After some reverse engineering, I think the problem is the bi-directional level shifter with a MOSFET (BSS138 I assume) which is used on the I2C-bus to convert from 3.3V of Raspberry Pi to 5V of the ADS1015 and vice-versa. When both sides of the level shifter are pulled high (to 3.3V and 5V respectively), they both have voltage of around 3.8V. The reason is most likely that the high-voltage side is connected to the source and gate of the transistor and the low-voltage side is connected to the drain. Therefore, the source is pulled low to 3.3V via the drain-substrate diode and the gate-source voltage increases above threshold, which results in the transistor to start conducting. At some point, the voltage reaches an equilibrium of 3.8 V at both sides.

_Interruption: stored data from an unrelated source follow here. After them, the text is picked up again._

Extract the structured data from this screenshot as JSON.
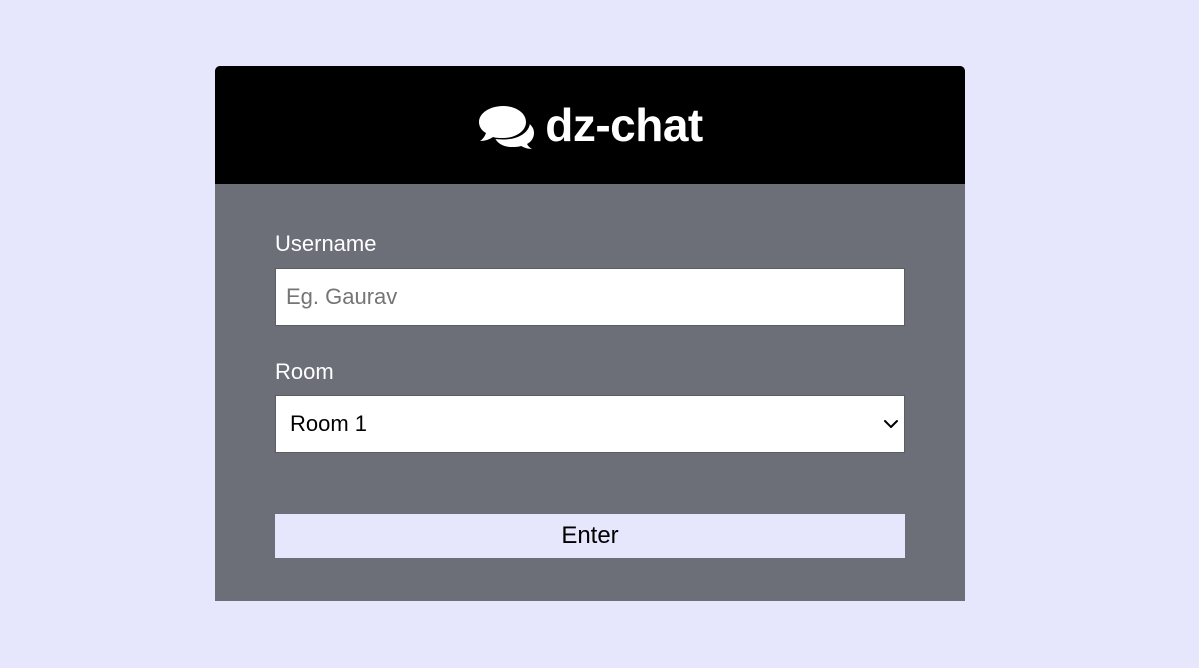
{
  "header": {
    "logo_icon": "comments-icon",
    "title": "dz-chat"
  },
  "form": {
    "username": {
      "label": "Username",
      "value": "",
      "placeholder": "Eg. Gaurav"
    },
    "room": {
      "label": "Room",
      "selected": "Room 1",
      "icon": "chevron-down-icon"
    },
    "submit_label": "Enter"
  },
  "colors": {
    "page_background": "#e6e6fd",
    "header_background": "#000000",
    "card_background": "#6c6f78",
    "button_background": "#e6e6fd",
    "text_light": "#ffffff"
  }
}
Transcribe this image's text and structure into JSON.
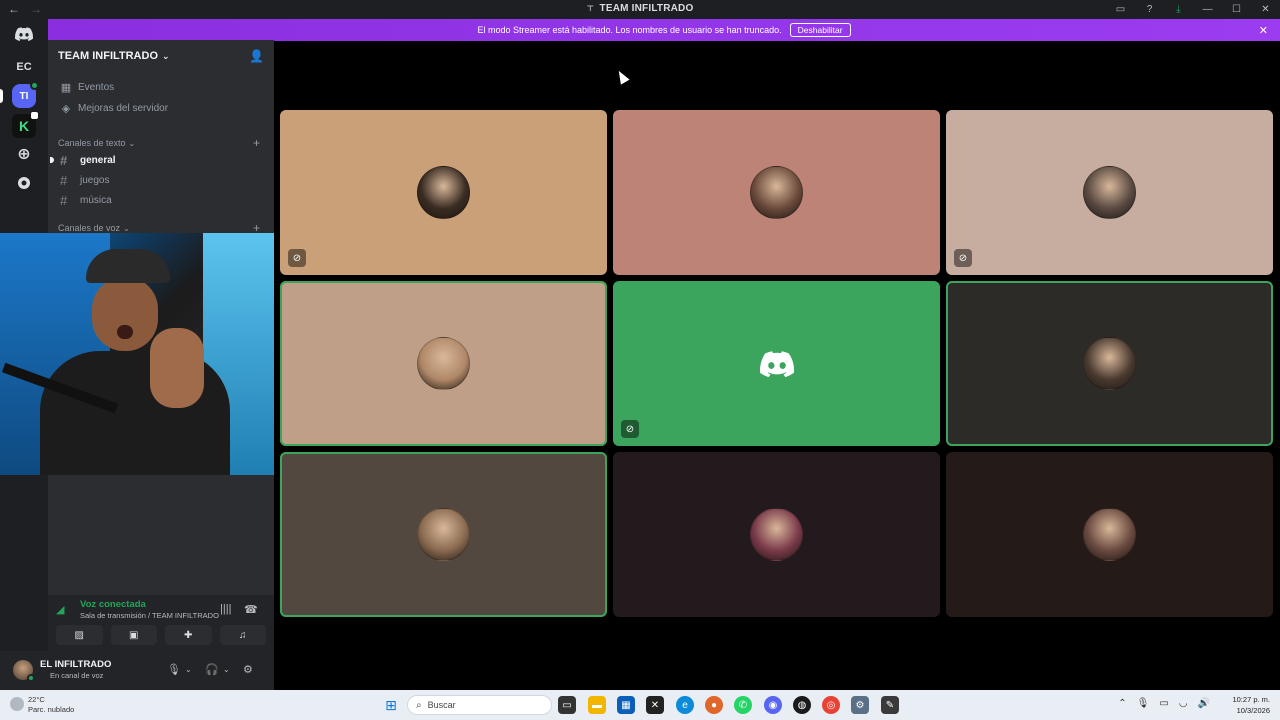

My concern is now that the voltage on the I2C-bus on the 3.3V side is higher than the VDD, which is definitely in violation of the datasheets for any I2C device. I plan to use other I2C ICs on Raspberry Pi (RTC, GPIO extender) and I’m afraid those will be damaged by the higher voltage. Also for ADS1015 the SDA and SCL voltage of 3.8V is barely higher than the limit of 0.7*VDD.
Do you think it is a technical flaw of the Explorer pHAT? And is there a simple way to get the voltage to 3.3V on the low side?